In this plot, there seems to be a tendency for alcohol percentage to increase as the quality of wine increase. However, there is some anomality when the quality is 5, in which the alcohol percentage average is lower than when the quality is 4. Moreover, there are also some outlier spotted when the quality is 5.
The plot above shows that it may be possible to predict quality using alcohol and volatile acidity. It is because when comparing the line for low quality and high quality, we can see clear separation, e.g when quality is 3 vs 8. Thus, we can see that it would be easy to separate low quality wine from the high quality ones. However, the relationship may not be a linear. When we want to categorise the wine, it may be better to use logistic regression or SVM or K-means.
The red wine data set contains information on almost 2000 thousand red wines across 12 variables from around 2009 I started by understanding the individual variables in the data set, and then I explored interesting questions and leads as I continued to make observations on plots. Eventually, I explored the quality of red wine across many variables and created a linear model to predict the quality.
There was a clear trend between the alcohol or volatile acidity of wine and its quality. I was surprised that pH or free sulfur dioxide did not have a strong negative correlation with quality, but these variables are likely to be represented by sulphates. I struggled understanding the outliers in the box plot that usually occured when the quality is 5 or 6, but this became more clear when I realized that most of the data has quality of 5 to 6. For the linear model, all red wine were included since information on quality, volatile acidity, alcohol, sulphates, citric acidity, and density were available for all row.

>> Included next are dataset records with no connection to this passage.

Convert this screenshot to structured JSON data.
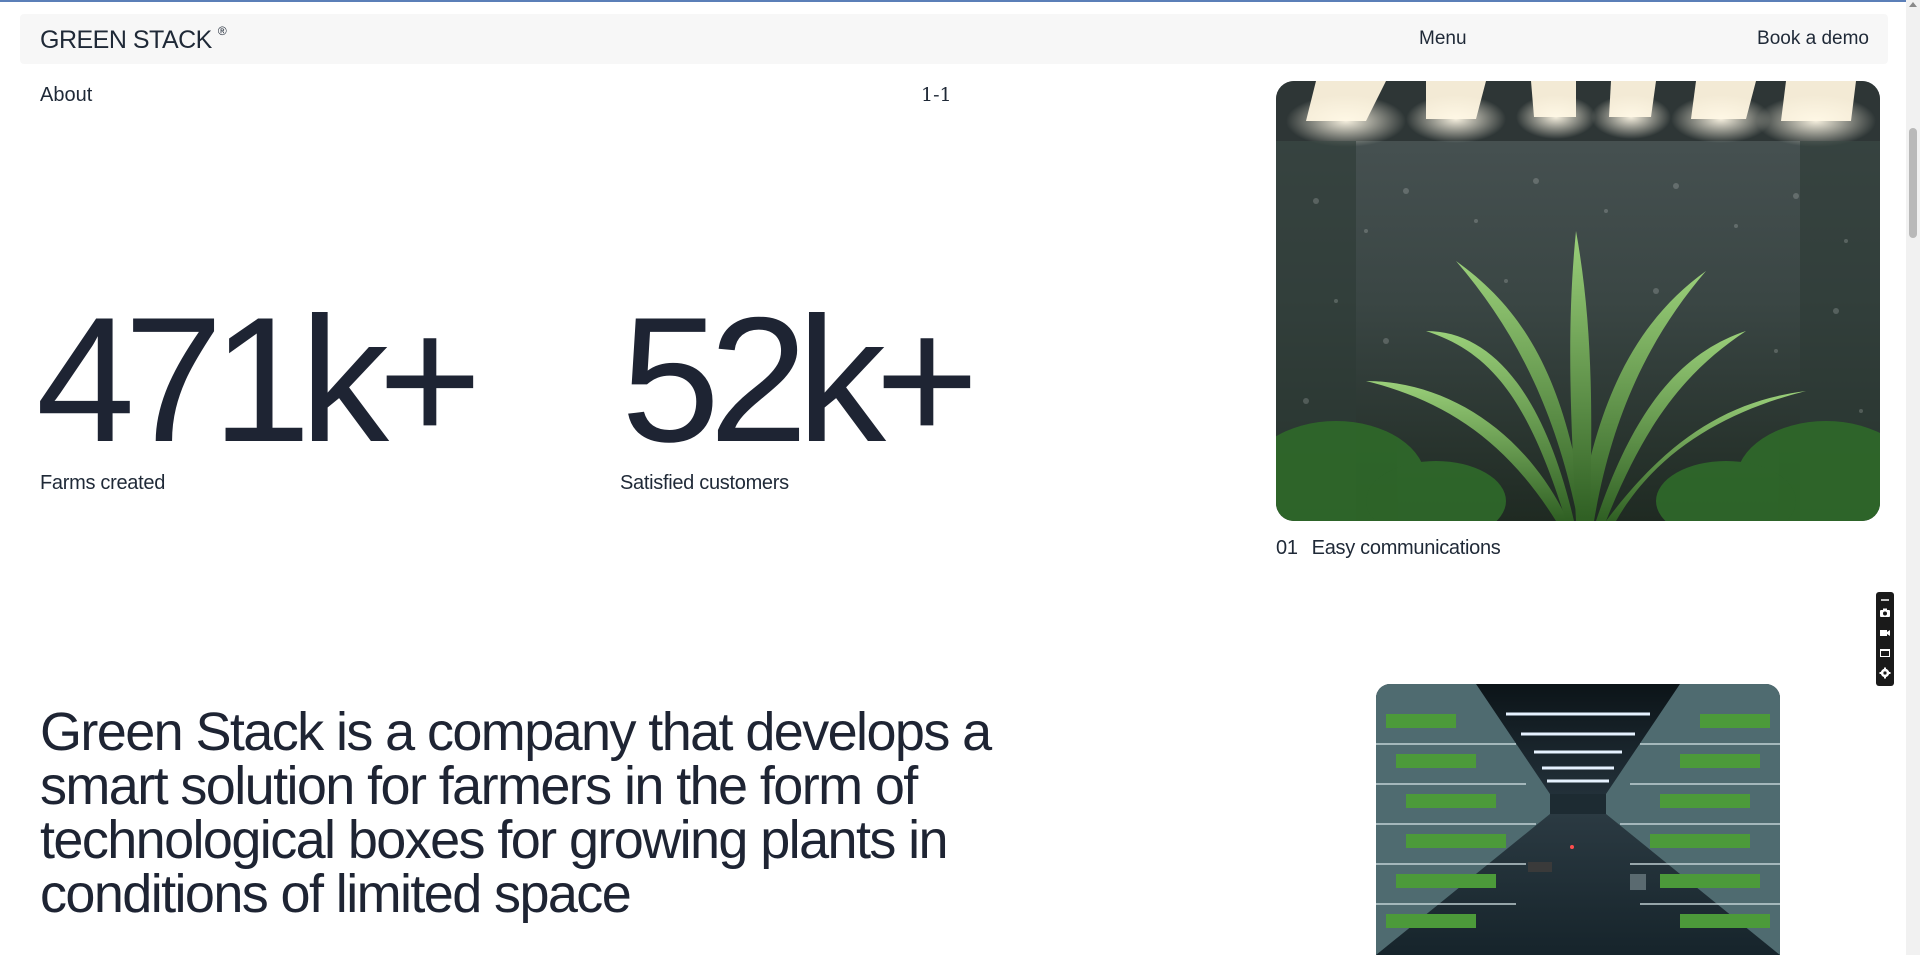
{
  "header": {
    "brand": "GREEN STACK",
    "brand_mark": "®",
    "menu_label": "Menu",
    "demo_label": "Book a demo"
  },
  "section": {
    "title": "About",
    "counter": "1-1"
  },
  "stats": [
    {
      "value": "471k+",
      "label": "Farms created"
    },
    {
      "value": "52k+",
      "label": "Satisfied customers"
    }
  ],
  "feature": {
    "number": "01",
    "title": "Easy communications"
  },
  "tagline": "Green Stack is a company that develops a smart solution for farmers in the form of technological boxes for growing plants in conditions of limited space",
  "colors": {
    "text": "#1e2433",
    "header_bg": "#f7f7f7",
    "plant_green": "#3f7a2f"
  },
  "icons": {
    "toolbar": [
      "camera-icon",
      "video-icon",
      "window-icon",
      "gear-icon"
    ]
  }
}
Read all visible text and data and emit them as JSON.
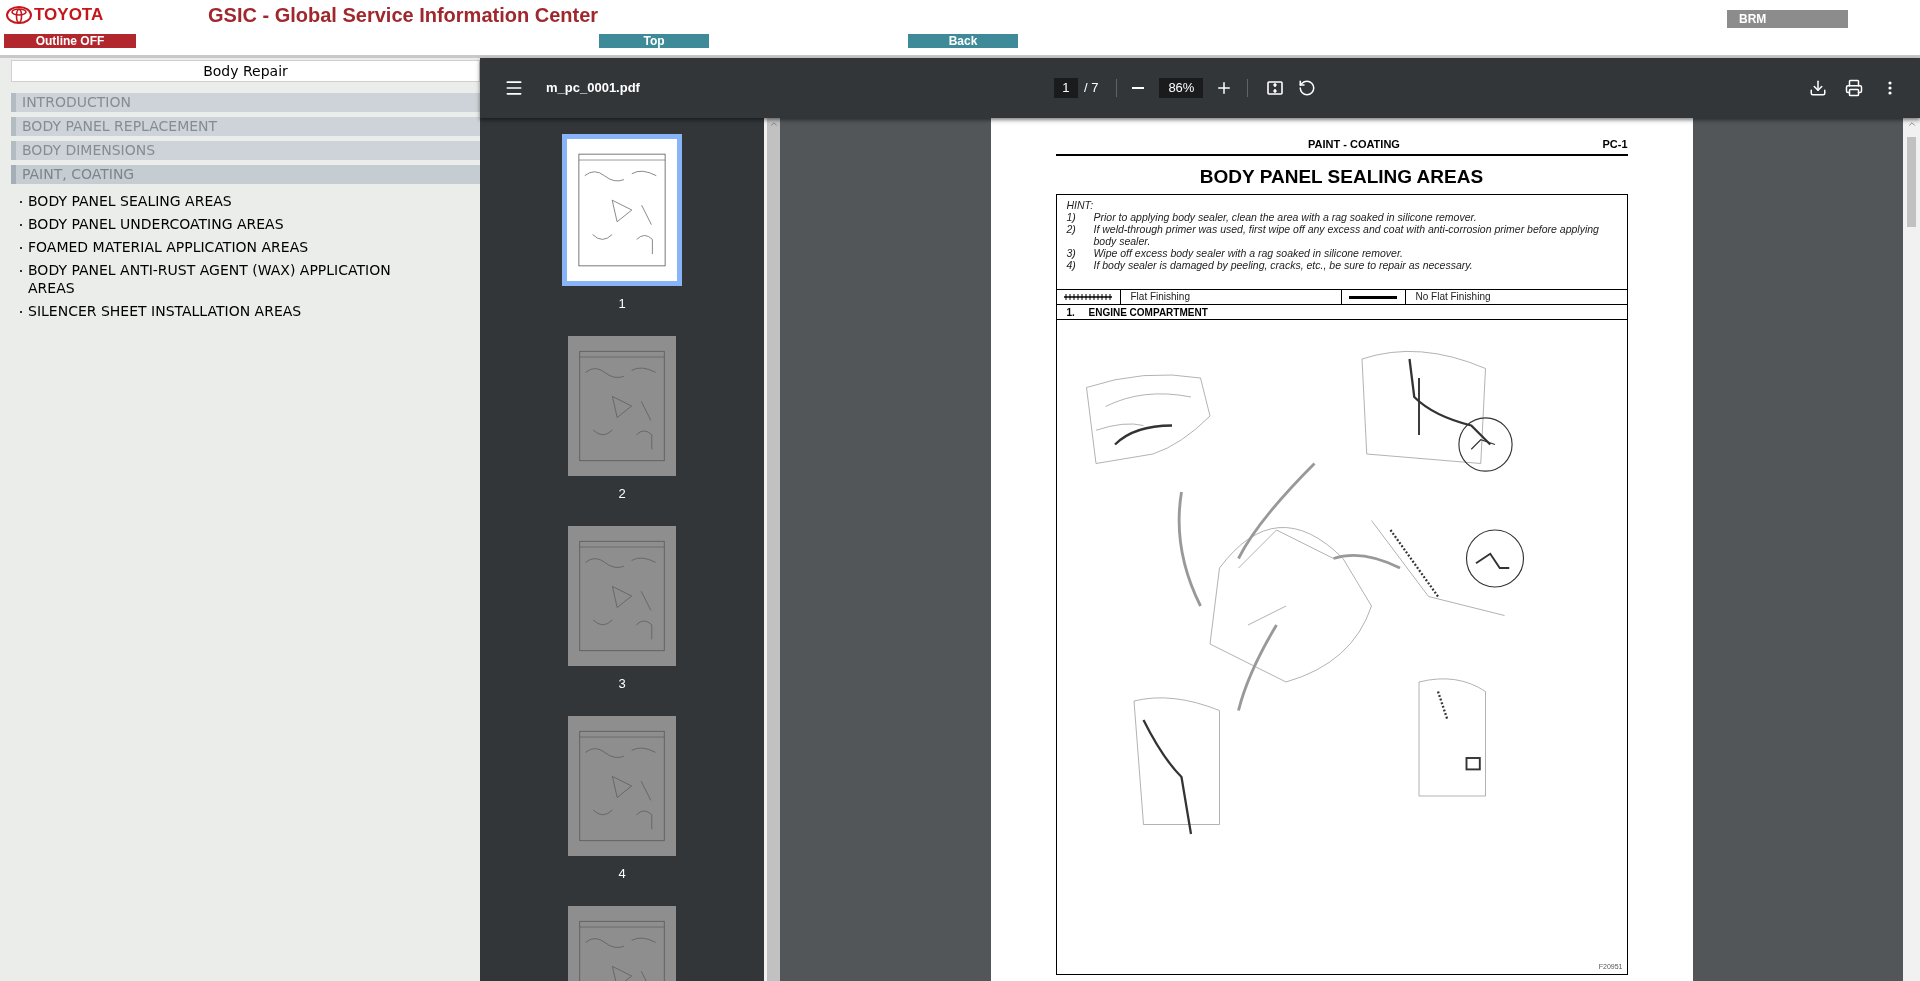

After fitting the linear model without transforming the variables, the model was able to account for 33.7% of the variance in the dataset.
Some limitation of this model include the fact that we use linear regression to fit a factor variable. In this case, I think it may be better to separate the quality into 2 factor, good or bad and fit a logistic regression / SVM / K-means model into the data. It is because it is easier to separate good and bad wine first before we mark the quality of the wine.